What Trips Our Triggers / Floats Our Boats / Rubs Our Buddhas

Gary and 'Berta share a love for great music -- performance, listening, researching, hunting, gathering -- so our ultimate goal for Not Wired Right is for the audience to never be quite sure what's gonna come flying off the bandstand, music- or comment-wise. Just know that it's gonna be GOOD! We blend our vocals to bring you favorites from the 60s, 70s, 80s and 90s as well as more current faves as we learn them, build the backgrounds (see below) and polish them up for performance.

Our muses include a combination of excellent songwriters and skilled singers and musical artists, reflected in our songlist. All aspects of making music just thrill us right down to our cloven hooves.

The TECHNICAL Part, or:
"How In The World Do Two People Make All That Music?"

Contrary to what you might have heard, Not Wired Right does not use background tracks from Karaoke-Dokey, Tone Deaf Lepers or Elevator Music While You Wait. We create our background music tracks from scratch in our personal studio, AKA Gary's basement, usually crafting our own arrangements rather than duplicating the original release.

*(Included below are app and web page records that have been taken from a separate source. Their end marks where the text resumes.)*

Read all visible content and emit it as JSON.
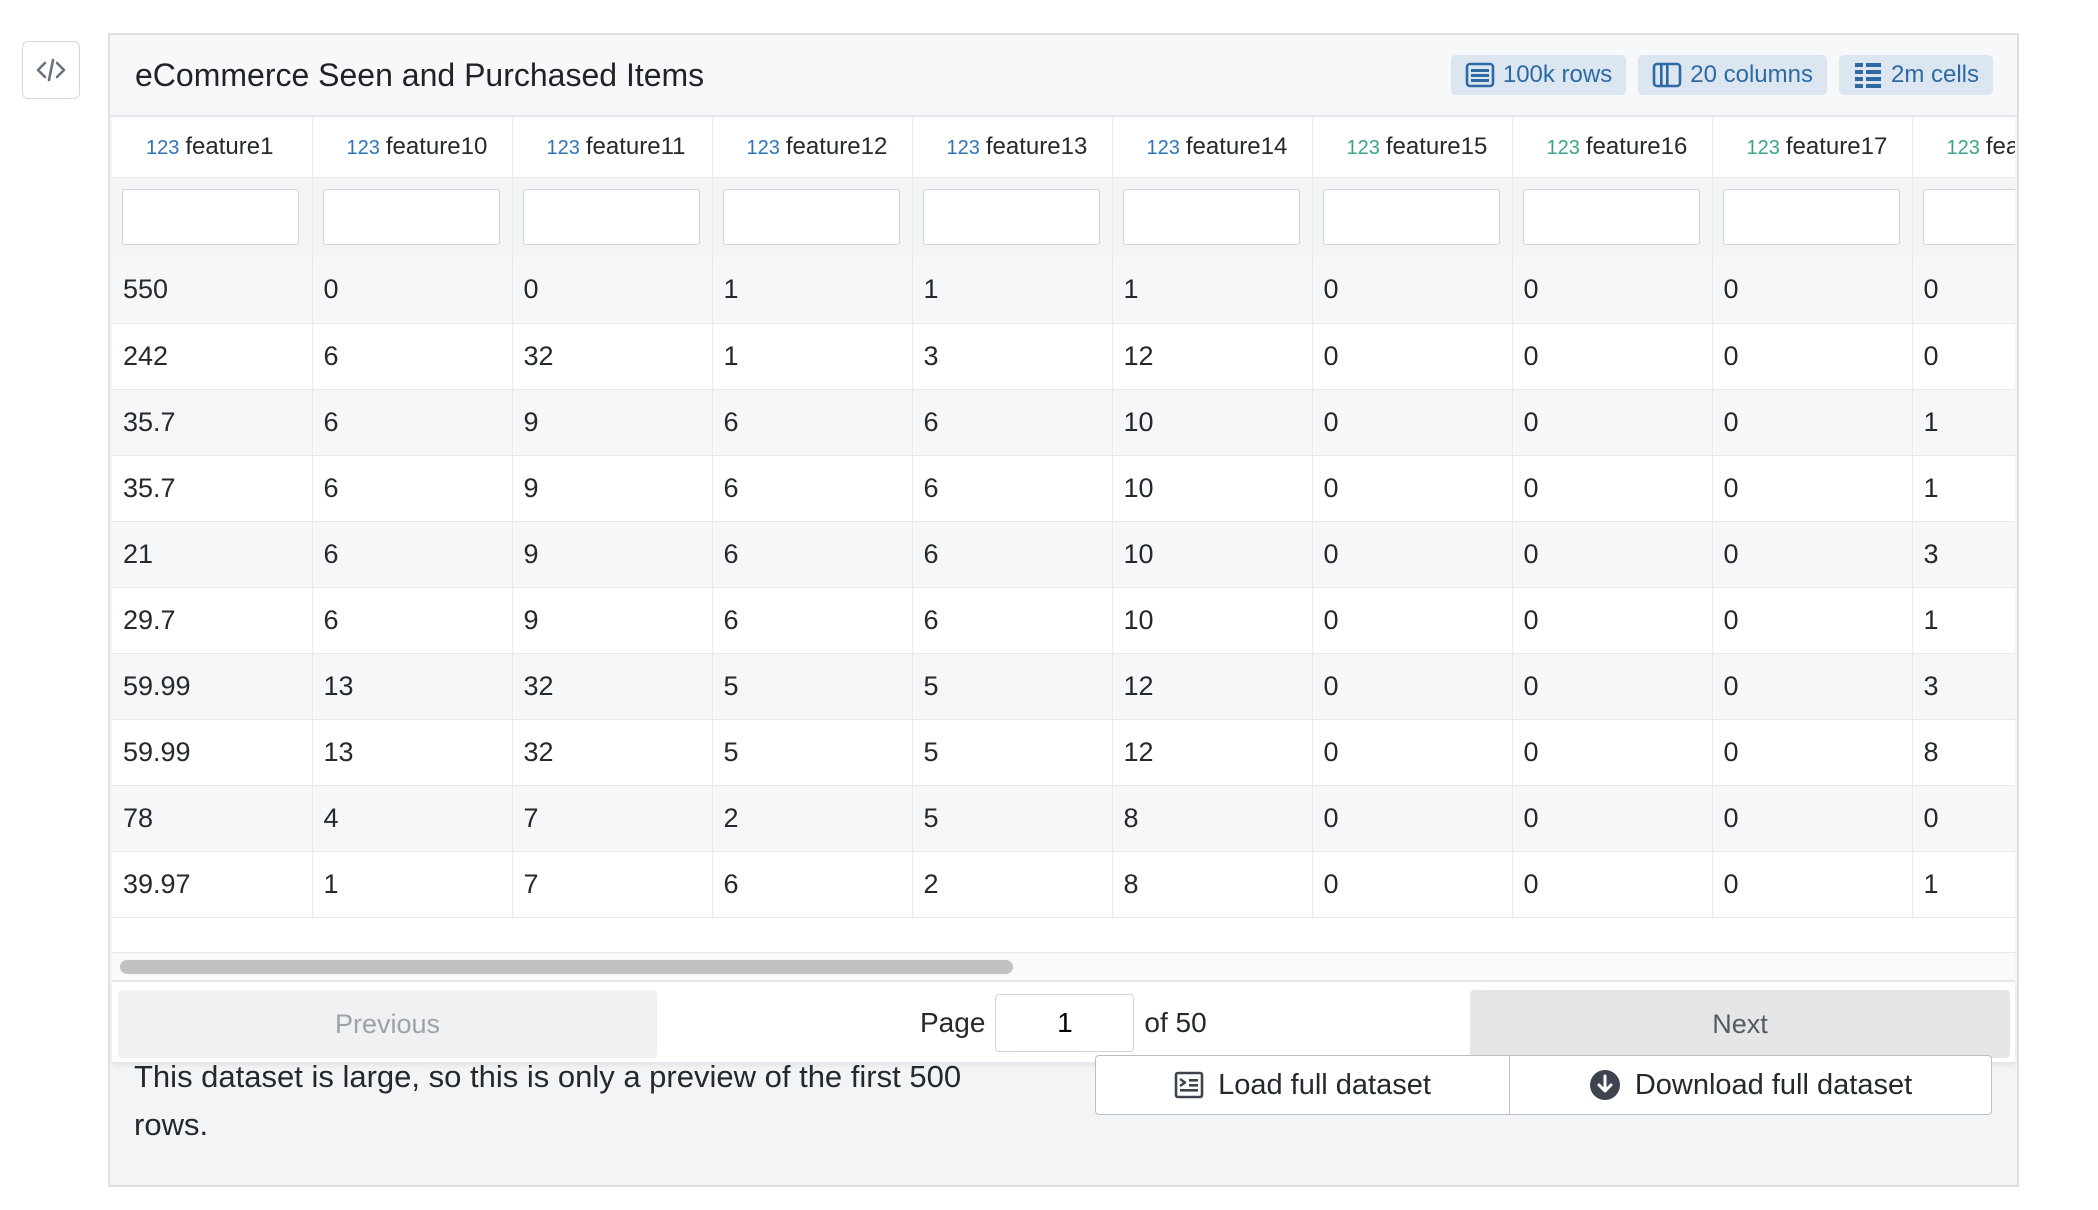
{
  "title": "eCommerce Seen and Purchased Items",
  "badges": {
    "rows": "100k rows",
    "columns": "20 columns",
    "cells": "2m cells"
  },
  "columns": [
    {
      "type": "123",
      "name": "feature1"
    },
    {
      "type": "123",
      "name": "feature10"
    },
    {
      "type": "123",
      "name": "feature11"
    },
    {
      "type": "123",
      "name": "feature12"
    },
    {
      "type": "123",
      "name": "feature13"
    },
    {
      "type": "123",
      "name": "feature14"
    },
    {
      "type": "123",
      "name": "feature15"
    },
    {
      "type": "123",
      "name": "feature16"
    },
    {
      "type": "123",
      "name": "feature17"
    },
    {
      "type": "123",
      "name": "fea"
    }
  ],
  "rows": [
    [
      "550",
      "0",
      "0",
      "1",
      "1",
      "1",
      "0",
      "0",
      "0",
      "0"
    ],
    [
      "242",
      "6",
      "32",
      "1",
      "3",
      "12",
      "0",
      "0",
      "0",
      "0"
    ],
    [
      "35.7",
      "6",
      "9",
      "6",
      "6",
      "10",
      "0",
      "0",
      "0",
      "1"
    ],
    [
      "35.7",
      "6",
      "9",
      "6",
      "6",
      "10",
      "0",
      "0",
      "0",
      "1"
    ],
    [
      "21",
      "6",
      "9",
      "6",
      "6",
      "10",
      "0",
      "0",
      "0",
      "3"
    ],
    [
      "29.7",
      "6",
      "9",
      "6",
      "6",
      "10",
      "0",
      "0",
      "0",
      "1"
    ],
    [
      "59.99",
      "13",
      "32",
      "5",
      "5",
      "12",
      "0",
      "0",
      "0",
      "3"
    ],
    [
      "59.99",
      "13",
      "32",
      "5",
      "5",
      "12",
      "0",
      "0",
      "0",
      "8"
    ],
    [
      "78",
      "4",
      "7",
      "2",
      "5",
      "8",
      "0",
      "0",
      "0",
      "0"
    ],
    [
      "39.97",
      "1",
      "7",
      "6",
      "2",
      "8",
      "0",
      "0",
      "0",
      "1"
    ]
  ],
  "pagination": {
    "previous_label": "Previous",
    "page_label": "Page",
    "current_page": "1",
    "of_label": "of 50",
    "next_label": "Next"
  },
  "notice": "This dataset is large, so this is only a preview of the first 500 rows.",
  "actions": {
    "load_label": "Load full dataset",
    "download_label": "Download full dataset"
  },
  "colors": {
    "badge_bg": "#dbe6f1",
    "badge_text": "#2d6aa3",
    "type_tag_blue": "#2d73b5",
    "type_tag_green": "#3aa38a"
  },
  "icons": {
    "code_toggle": "code-icon",
    "rows_badge": "rows-icon",
    "columns_badge": "columns-icon",
    "cells_badge": "cells-icon",
    "load_action": "load-dataset-icon",
    "download_action": "download-icon"
  }
}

Our equipment is an amusing combination of old-school and new technology.

Our Roland MC-50 MIDI sequencer has been replaced with Sonar X2 music software from Cakewalk and an Asus computer from Tower Computers in St. Charles (and, no, they haven't paid us to say that). We still have a Roland JV-2080 sound module for the ?band? and an Ensoniq SQ2 as the MIDI controller.

Onstage, Gary uses the Ensoniq and either an Ovation Legend or an Adamas 12-string. ’Berta uses a Roland HandSonic HPD15 (a digital drum computer, which you can see in some of the band photos on this website. It's the pizza pan thingy 'Berta beats on during the show); an assortment of hand percussion instruments, and a 12-string Washburn. Gary also has an accordion, and, indeed, he's begun using it occasionally during performances. Thou hast been warned.

 

When we record, we start with a simple acoustic version of the song on either piano or guitar. This allows us to determine how we want to do the song, including who sings the lead, the key and what the rhythm track needs to sound like. Once we decide on an arrangement, we build and record a basic rhythm track as the backbone for the song structure.

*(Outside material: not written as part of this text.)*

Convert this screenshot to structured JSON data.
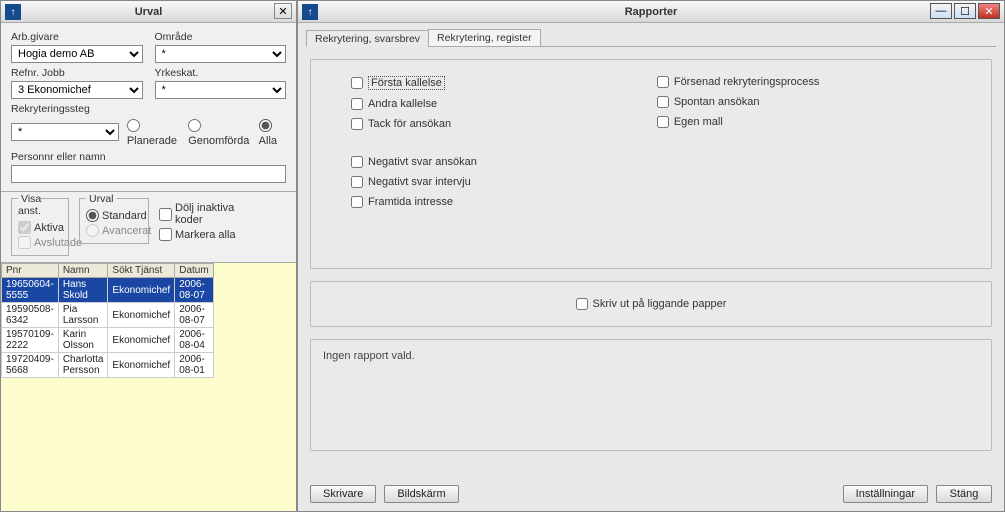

Our new software allows us to record lots of tracks -- with 16 channels per track -- so we have lots of room to work in setting up the song. However, the JV-2080 can only handle 16 tracks, and can only play so many notes at a time, so we have to watch how ambitious we get.

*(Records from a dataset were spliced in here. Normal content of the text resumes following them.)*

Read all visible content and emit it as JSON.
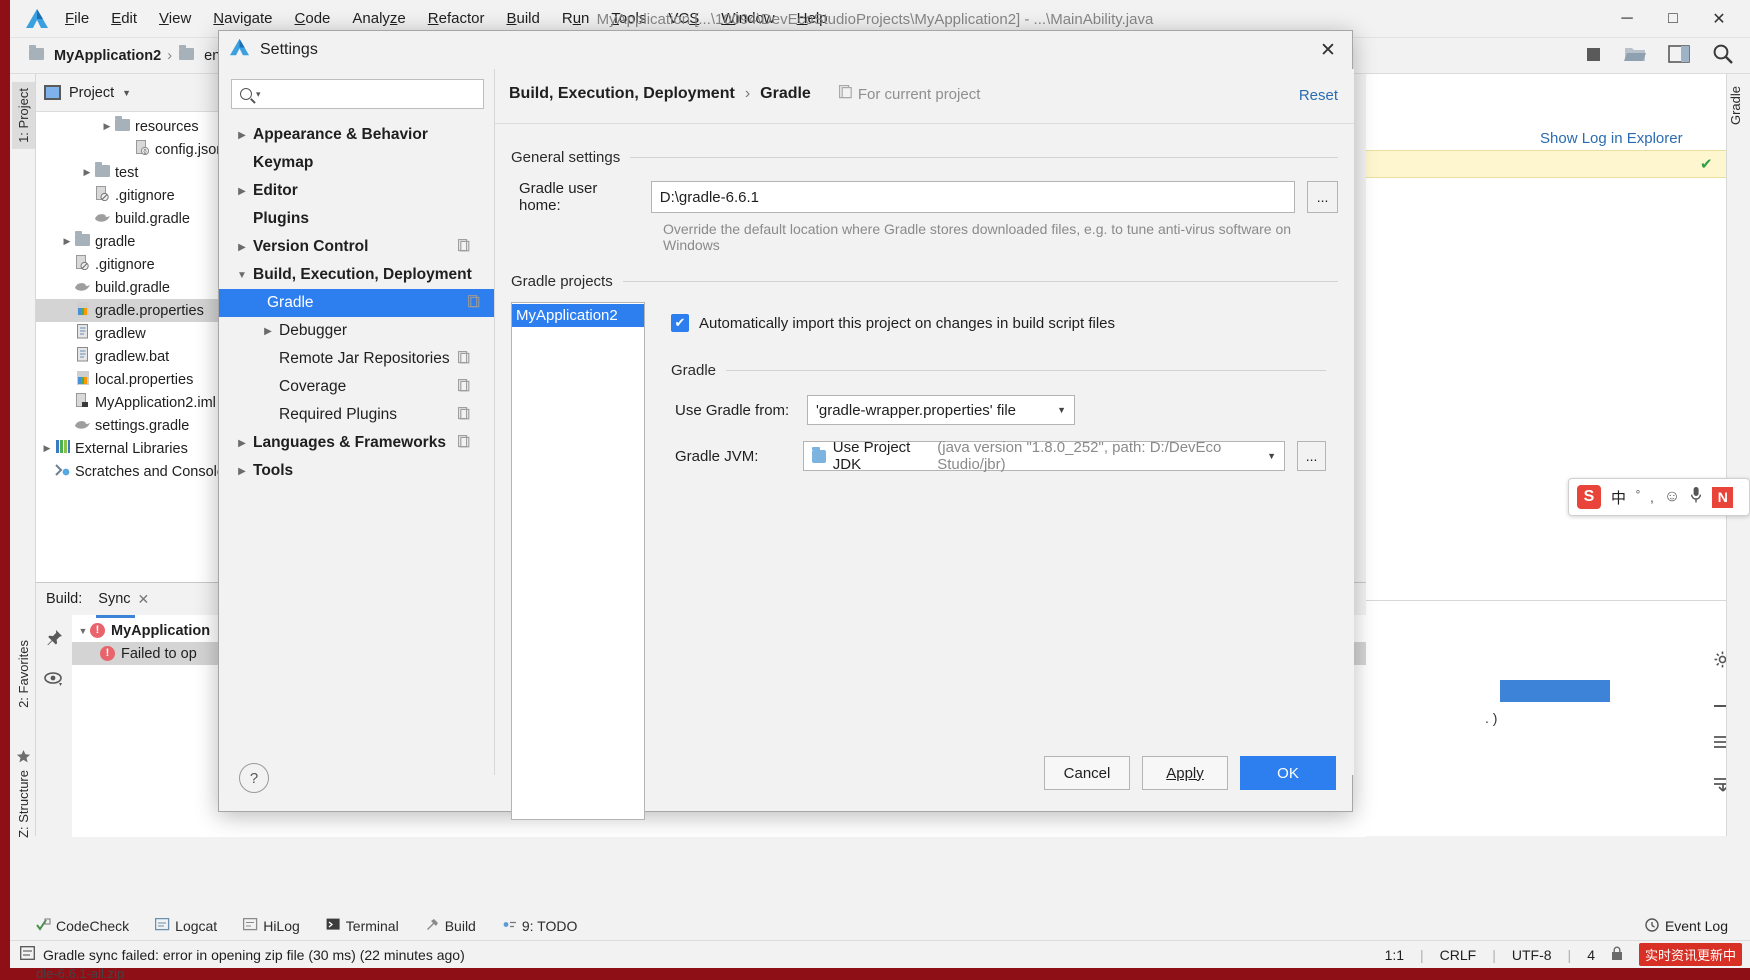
{
  "window": {
    "title": "MyApplication [...\\10094\\DevEcoStudioProjects\\MyApplication2] - ...\\MainAbility.java",
    "minimize": "─",
    "maximize": "□",
    "close": "✕"
  },
  "menu": [
    {
      "label": "File"
    },
    {
      "label": "Edit"
    },
    {
      "label": "View"
    },
    {
      "label": "Navigate"
    },
    {
      "label": "Code"
    },
    {
      "label": "Analyze"
    },
    {
      "label": "Refactor"
    },
    {
      "label": "Build"
    },
    {
      "label": "Run"
    },
    {
      "label": "Tools"
    },
    {
      "label": "VCS"
    },
    {
      "label": "Window"
    },
    {
      "label": "Help"
    }
  ],
  "breadcrumb": {
    "project": "MyApplication2",
    "sep": "›",
    "entry": "entry"
  },
  "left_strip": {
    "project_tab": "1: Project",
    "favorites_tab": "2: Favorites",
    "structure_tab": "Z: Structure"
  },
  "right_strip": {
    "gradle_tab": "Gradle"
  },
  "project_panel": {
    "header": "Project",
    "items": [
      {
        "label": "resources",
        "indent": 4,
        "arrow": "▶",
        "icon": "folder",
        "selected": false
      },
      {
        "label": "config.json",
        "indent": 5,
        "arrow": "",
        "icon": "json",
        "selected": false
      },
      {
        "label": "test",
        "indent": 3,
        "arrow": "▶",
        "icon": "folder",
        "selected": false
      },
      {
        "label": ".gitignore",
        "indent": 3,
        "arrow": "",
        "icon": "gitignore",
        "selected": false
      },
      {
        "label": "build.gradle",
        "indent": 3,
        "arrow": "",
        "icon": "gradle",
        "selected": false
      },
      {
        "label": "gradle",
        "indent": 2,
        "arrow": "▶",
        "icon": "folder",
        "selected": false
      },
      {
        "label": ".gitignore",
        "indent": 2,
        "arrow": "",
        "icon": "gitignore",
        "selected": false
      },
      {
        "label": "build.gradle",
        "indent": 2,
        "arrow": "",
        "icon": "gradle",
        "selected": false
      },
      {
        "label": "gradle.properties",
        "indent": 2,
        "arrow": "",
        "icon": "properties",
        "selected": true
      },
      {
        "label": "gradlew",
        "indent": 2,
        "arrow": "",
        "icon": "doc",
        "selected": false
      },
      {
        "label": "gradlew.bat",
        "indent": 2,
        "arrow": "",
        "icon": "doc",
        "selected": false
      },
      {
        "label": "local.properties",
        "indent": 2,
        "arrow": "",
        "icon": "properties",
        "selected": false
      },
      {
        "label": "MyApplication2.iml",
        "indent": 2,
        "arrow": "",
        "icon": "iml",
        "selected": false
      },
      {
        "label": "settings.gradle",
        "indent": 2,
        "arrow": "",
        "icon": "gradle",
        "selected": false
      },
      {
        "label": "External Libraries",
        "indent": 1,
        "arrow": "▶",
        "icon": "library",
        "selected": false
      },
      {
        "label": "Scratches and Consoles",
        "indent": 1,
        "arrow": "",
        "icon": "scratch",
        "selected": false
      }
    ]
  },
  "build_window": {
    "label": "Build:",
    "tab": "Sync",
    "tab_close": "✕",
    "root_node": "MyApplication",
    "child_node": "Failed to op",
    "error_glyph": "!"
  },
  "editor_right": {
    "show_log": "Show Log in Explorer",
    "check": "✔",
    "console_text": ". )"
  },
  "ime": {
    "s_glyph": "S",
    "mode": "中",
    "punct": "゜,",
    "emoji": "☺",
    "mic": "🎤",
    "n_glyph": "N"
  },
  "bottom_tabs": [
    {
      "label": "CodeCheck",
      "icon": "codecheck-icon"
    },
    {
      "label": "Logcat",
      "icon": "logcat-icon"
    },
    {
      "label": "HiLog",
      "icon": "hilog-icon"
    },
    {
      "label": "Terminal",
      "icon": "terminal-icon"
    },
    {
      "label": "Build",
      "icon": "build-icon"
    },
    {
      "label": "9: TODO",
      "icon": "todo-icon"
    }
  ],
  "event_log": {
    "label": "Event Log",
    "icon": "event-log-icon"
  },
  "status_bar": {
    "message": "Gradle sync failed: error in opening zip file (30 ms) (22 minutes ago)",
    "caret": "1:1",
    "line_sep": "CRLF",
    "encoding": "UTF-8",
    "indent": "4",
    "ime_text": "实时资讯更新中"
  },
  "zip_hint": "dle-6.6.1-all.zip",
  "dialog": {
    "title": "Settings",
    "close": "✕",
    "search": {
      "placeholder": "",
      "value": "",
      "icon": "search-icon",
      "caret": "▾"
    },
    "tree": [
      {
        "label": "Appearance & Behavior",
        "arrow": "▶",
        "level": 1,
        "bold": true,
        "selected": false,
        "config": false
      },
      {
        "label": "Keymap",
        "arrow": "",
        "level": 1,
        "bold": true,
        "selected": false,
        "config": false
      },
      {
        "label": "Editor",
        "arrow": "▶",
        "level": 1,
        "bold": true,
        "selected": false,
        "config": false
      },
      {
        "label": "Plugins",
        "arrow": "",
        "level": 1,
        "bold": true,
        "selected": false,
        "config": false
      },
      {
        "label": "Version Control",
        "arrow": "▶",
        "level": 1,
        "bold": true,
        "selected": false,
        "config": true
      },
      {
        "label": "Build, Execution, Deployment",
        "arrow": "▼",
        "level": 1,
        "bold": true,
        "selected": false,
        "config": false
      },
      {
        "label": "Gradle",
        "arrow": "",
        "level": 2,
        "bold": false,
        "selected": true,
        "config": true
      },
      {
        "label": "Debugger",
        "arrow": "▶",
        "level": 2,
        "bold": false,
        "selected": false,
        "config": false
      },
      {
        "label": "Remote Jar Repositories",
        "arrow": "",
        "level": 2,
        "bold": false,
        "selected": false,
        "config": true
      },
      {
        "label": "Coverage",
        "arrow": "",
        "level": 2,
        "bold": false,
        "selected": false,
        "config": true
      },
      {
        "label": "Required Plugins",
        "arrow": "",
        "level": 2,
        "bold": false,
        "selected": false,
        "config": true
      },
      {
        "label": "Languages & Frameworks",
        "arrow": "▶",
        "level": 1,
        "bold": true,
        "selected": false,
        "config": true
      },
      {
        "label": "Tools",
        "arrow": "▶",
        "level": 1,
        "bold": true,
        "selected": false,
        "config": false
      }
    ],
    "breadcrumb": {
      "parent": "Build, Execution, Deployment",
      "sep": "›",
      "current": "Gradle",
      "scope": "For current project",
      "reset": "Reset"
    },
    "general_settings": {
      "group_title": "General settings",
      "user_home_label": "Gradle user home:",
      "user_home_value": "D:\\gradle-6.6.1",
      "browse_button": "...",
      "hint": "Override the default location where Gradle stores downloaded files, e.g. to tune anti-virus software on Windows"
    },
    "gradle_projects": {
      "group_title": "Gradle projects",
      "projects": [
        "MyApplication2"
      ],
      "auto_import_label": "Automatically import this project on changes in build script files",
      "auto_import_checked": true,
      "check_glyph": "✔",
      "gradle_group_title": "Gradle",
      "use_gradle_from_label": "Use Gradle from:",
      "use_gradle_from_value": "'gradle-wrapper.properties' file",
      "gradle_jvm_label": "Gradle JVM:",
      "gradle_jvm_value": "Use Project JDK",
      "gradle_jvm_detail": "(java version \"1.8.0_252\", path: D:/DevEco Studio/jbr)",
      "jvm_browse_button": "...",
      "caret": "▼"
    },
    "footer": {
      "help": "?",
      "cancel": "Cancel",
      "apply": "Apply",
      "ok": "OK"
    }
  }
}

The next steps, then, are to lay down a scratch-track for the melody, then record a (keyboard) bass track. After that, depending on what instruments we will be playing live, we record the background instruments and any vocals we think we need (yes, we can now mix MIDI and analog tracks!) During the recording process, we play along with what we've recorded so far to verify it's what we want, edit the tracks as required, and add more till we're done. When we’re satisfied, we set the levels so that all our backgrounds have similar volume levels. (Ain't technology wunnerful?)